Ce rapport, approuvé par un comité ministériel, met également en lumière de graves lacunes dans la gouvernance de toutes les entreprises publiques, notamment l'inefficacité de leurs conseils d'administration. Il souligne par ailleurs la faiblesse du contrôle exercé par les comités d'audit et de gestion des risques de ces conseils. D'après le rapport sur les entreprises publiques pour l'exercice 2024-2025, les bénéfices totaux des 15 principales entreprises publiques du Pakistan s'élèvent à seulement 622 milliards de roupies, soit une baisse de 5 % (30 milliards de roupies) par rapport à l'année précédente.

Le rapport a été approuvé par le Comité ministériel des entreprises publiques et est en cours de ratification par le Conseil des ministres. Le ministère des Finances ne l'a pas encore publié officiellement. Le rapport examine en détail l'efficacité des conseils d'administration des entreprises publiques. Ces conseils sont pour la plupart incomplets et standardisés ; leur efficacité n'est pas évaluée et la qualité du contrôle n'est pas mesurée, indique l'Unité centrale de suivi du ministère des Finances, qui a rédigé le rapport.

Le rapport ajoute que la responsabilité des conseils d'administration est faible et que le processus décisionnel est inefficace.
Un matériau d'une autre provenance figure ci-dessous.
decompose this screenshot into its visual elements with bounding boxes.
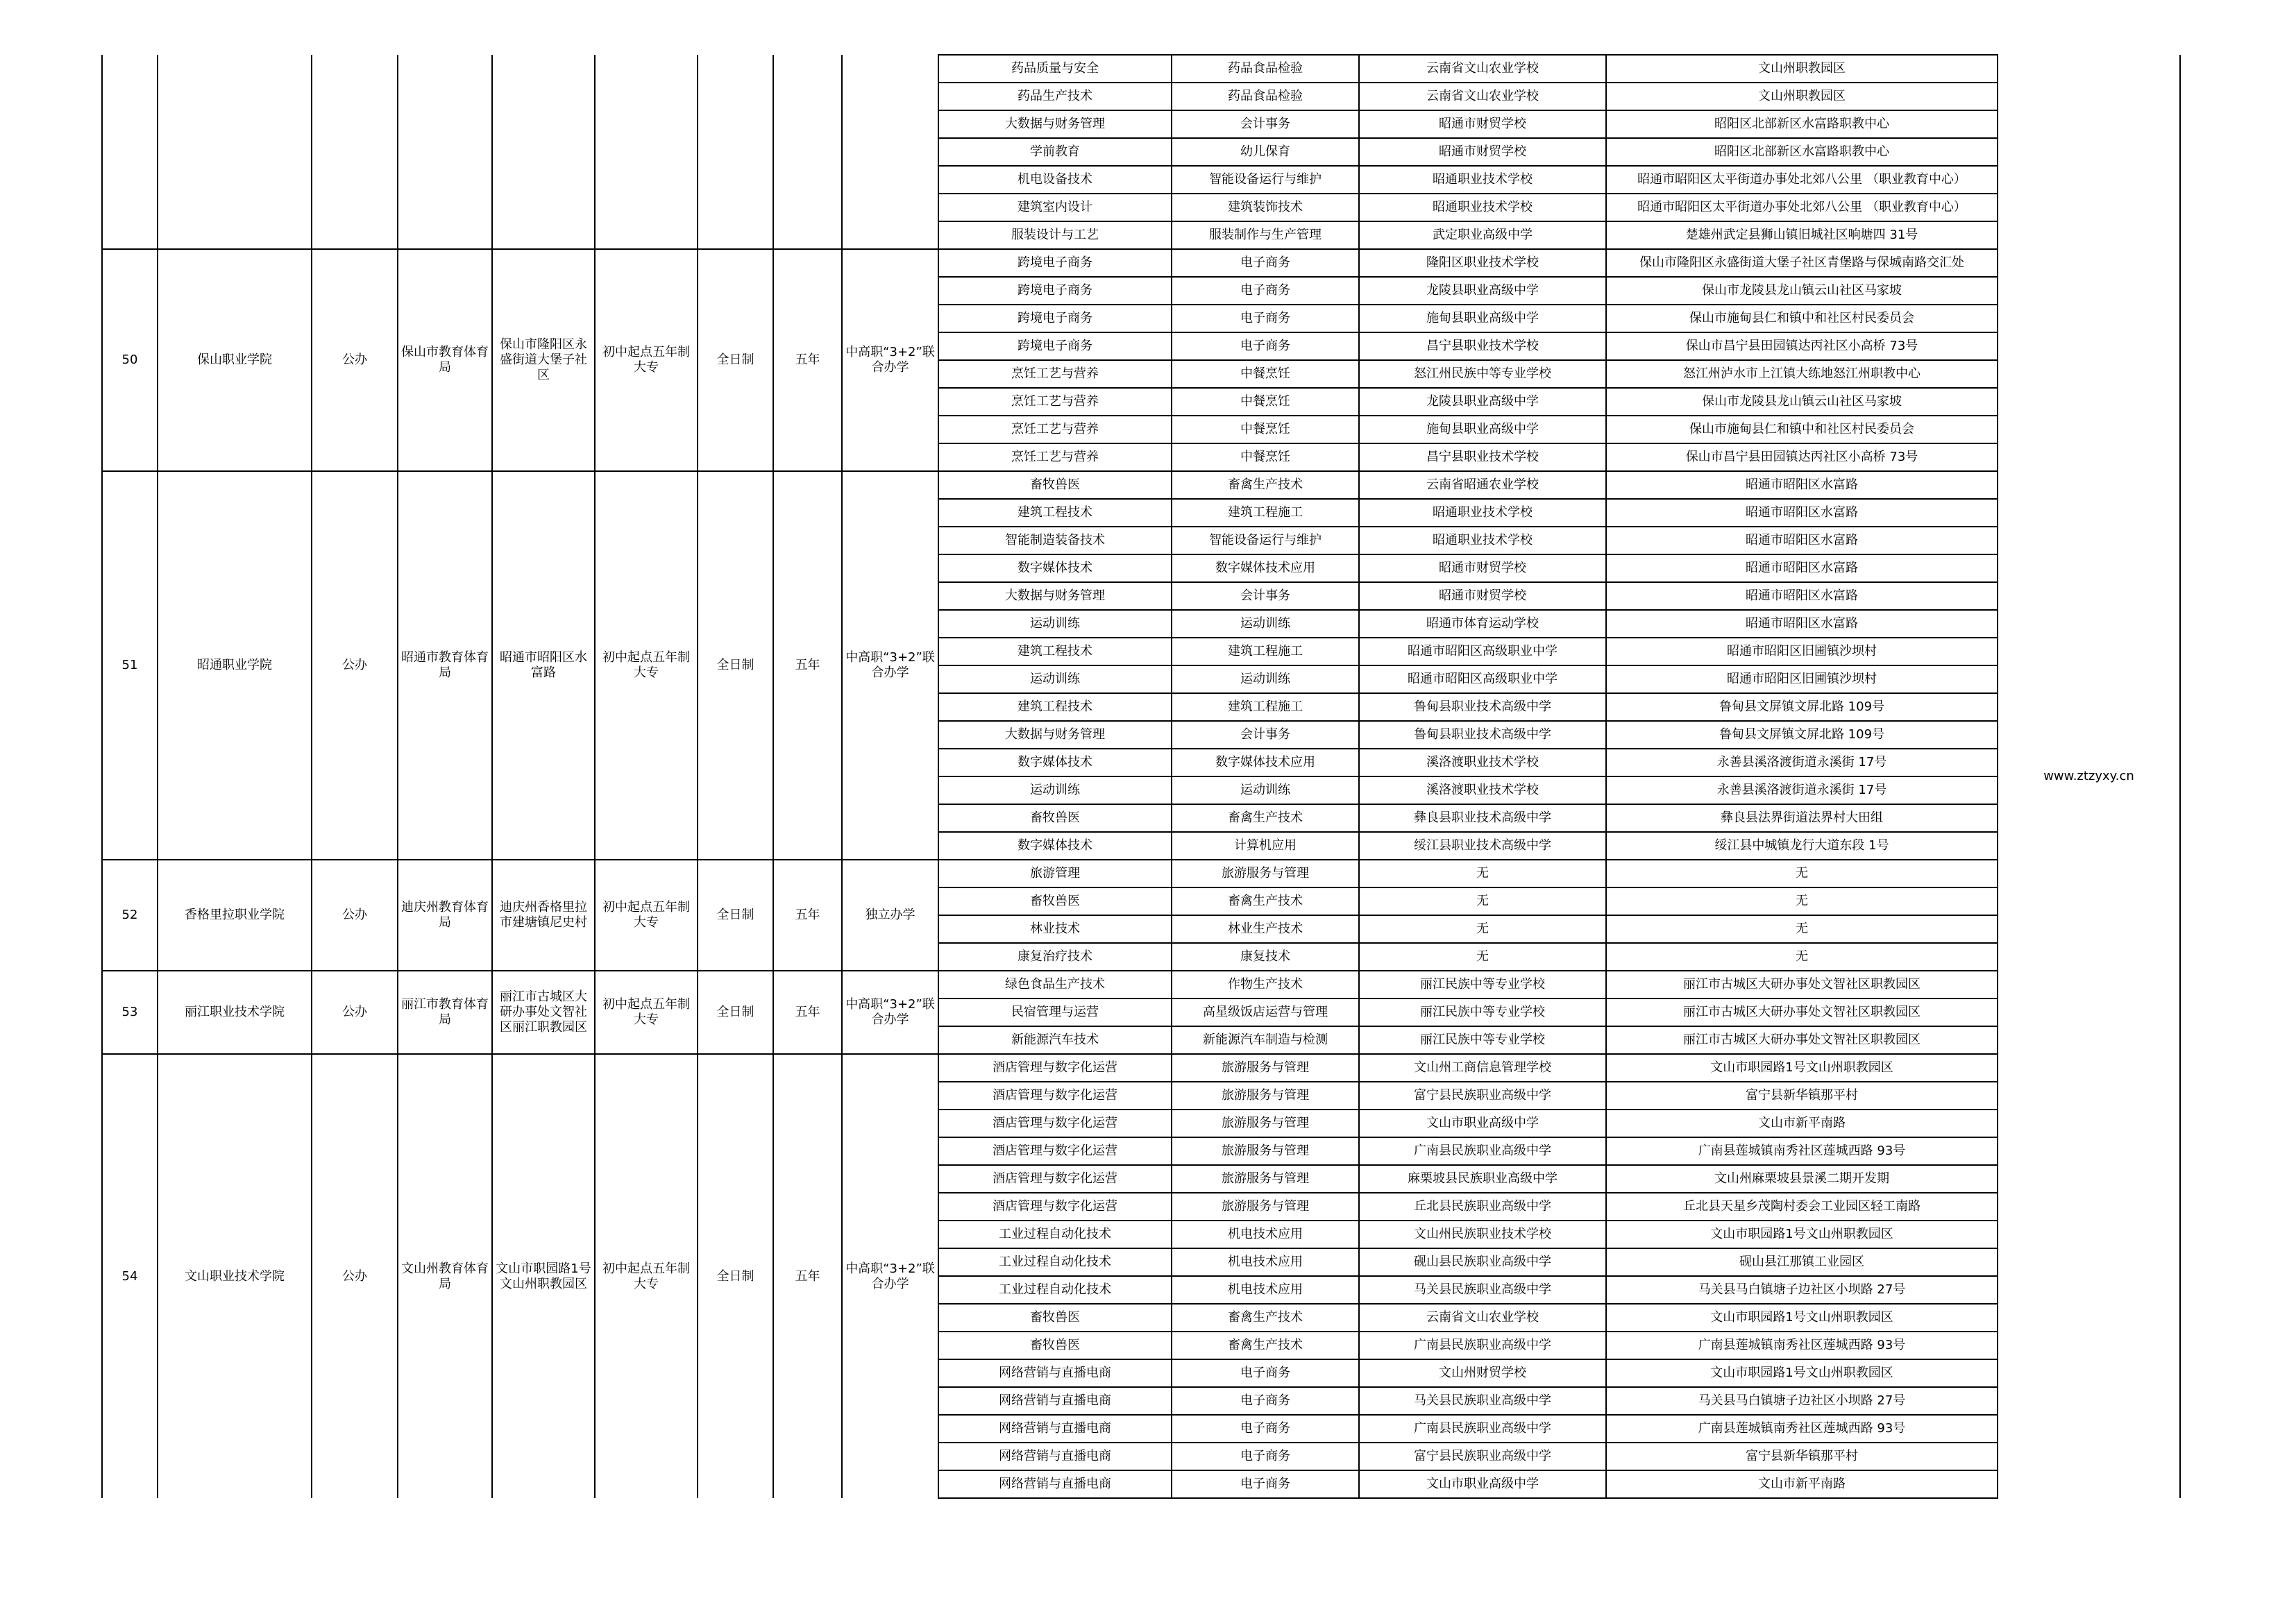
major-cell: 网络营销与直播电商	[938, 1443, 1172, 1470]
secondary-major-cell: 畜禽生产技术	[1172, 887, 1359, 915]
secondary-major-cell: 康复技术	[1172, 943, 1359, 971]
partner-address-cell: 昭通市昭阳区水富路	[1606, 610, 1998, 638]
school-id-cell	[102, 55, 158, 249]
major-cell: 康复治疗技术	[938, 943, 1172, 971]
partner-school-cell: 彝良县职业技术高级中学	[1359, 804, 1606, 832]
major-cell: 畜牧兽医	[938, 1332, 1172, 1359]
partner-school-cell: 昭通职业技术学校	[1359, 166, 1606, 194]
partner-school-cell: 云南省文山农业学校	[1359, 1304, 1606, 1332]
major-cell: 烹饪工艺与营养	[938, 443, 1172, 471]
major-cell: 建筑室内设计	[938, 194, 1172, 221]
partner-address-cell: 昭通市昭阳区旧圃镇沙坝村	[1606, 638, 1998, 665]
secondary-major-cell: 机电技术应用	[1172, 1248, 1359, 1276]
major-cell: 工业过程自动化技术	[938, 1276, 1172, 1304]
school-type-cell: 公办	[312, 249, 398, 471]
table-row	[102, 860, 2180, 887]
school-address-cell	[492, 55, 595, 249]
duration-cell: 五年	[773, 1054, 842, 1498]
school-name-cell: 丽江职业技术学院	[158, 971, 312, 1054]
major-cell: 网络营销与直播电商	[938, 1359, 1172, 1387]
major-cell: 工业过程自动化技术	[938, 1248, 1172, 1276]
secondary-major-cell: 数字媒体技术应用	[1172, 749, 1359, 776]
secondary-major-cell: 运动训练	[1172, 665, 1359, 693]
school-type-cell	[312, 55, 398, 249]
duration-cell: 五年	[773, 971, 842, 1054]
partner-address-cell: 文山市职园路1号文山州职教园区	[1606, 1304, 1998, 1332]
secondary-major-cell: 旅游服务与管理	[1172, 1054, 1359, 1082]
major-cell: 林业技术	[938, 915, 1172, 943]
study-mode-cell: 全日制	[698, 249, 773, 471]
partner-school-cell: 无	[1359, 887, 1606, 915]
table-row	[102, 471, 2180, 499]
authority-cell: 保山市教育体育局	[398, 249, 492, 471]
partner-address-cell: 马关县马白镇塘子边社区小坝路 27号	[1606, 1387, 1998, 1415]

Ces observations du ministère des Finances jettent une lumière négative sur la gouvernance du gouvernement du Premier ministre Shehbaz Sharif. Ces conseils sont majoritairement composés de personnes loyales ou servent à favoriser certains individus.

Le Premier ministre Sharif avait décidé que les hauts fonctionnaires siégeant à différents conseils d'administration, à titre officiel ou privé, ne pourraient pas percevoir plus d'un million de roupies d'honoraires et leur avait ordonné de reverser le surplus à l'État. Cependant, la bureaucratie a par la suite contraint le Premier ministre à revenir sur sa décision.

Le ministère des Finances indique dans son rapport que les conseils d'administration comptent 50 % de représentants indépendants, mais que l'indépendance des comités d'audit et des risques est faible et que le pouvoir de contestation de la direction est limité.

Le rapport souligne également l'incohérence des rapports relatifs aux indicateurs clés de performance, aux décisions et à l'exposition aux risques ; la responsabilisation est insuffisante et les parties prenantes sont incapables d'évaluer la performance ou l'exposition financière. Grâce au casino en ligne, les paiement paysafecard https://gtamodding.fr/casino-en-ligne/paysafecard/ joueurs peuvent accéder à des centaines de jeux en quelques clics. Moins de 36 % des entreprises publiques ont fait l'objet d'audits ; des retards persistent et les décisions financières sont prises sur la base d'estimations, a indiqué l'Unité centrale de surveillance au comité ministériel. Elle a ajouté que la moindre crédibilité des évaluations a accru les risques financiers.

Le rapport révèle qu'une seule entreprise a réalisé un bénéfice supérieur à 100 milliards de roupies, tandis que seulement trois entreprises ont affiché des bénéfices dépassant 50 milliards de roupies. Au total, 14 entreprises publiques ont enregistré des bénéfices supérieurs à 10 milliards de roupies au cours du dernier exercice, selon le rapport.

Avec une baisse de rentabilité de 19 %, Oil and Gas Development Company Limited (OGDCL) est la seule entreprise à avoir réalisé un bénéfice de 170 milliards de roupies au cours du dernier exercice.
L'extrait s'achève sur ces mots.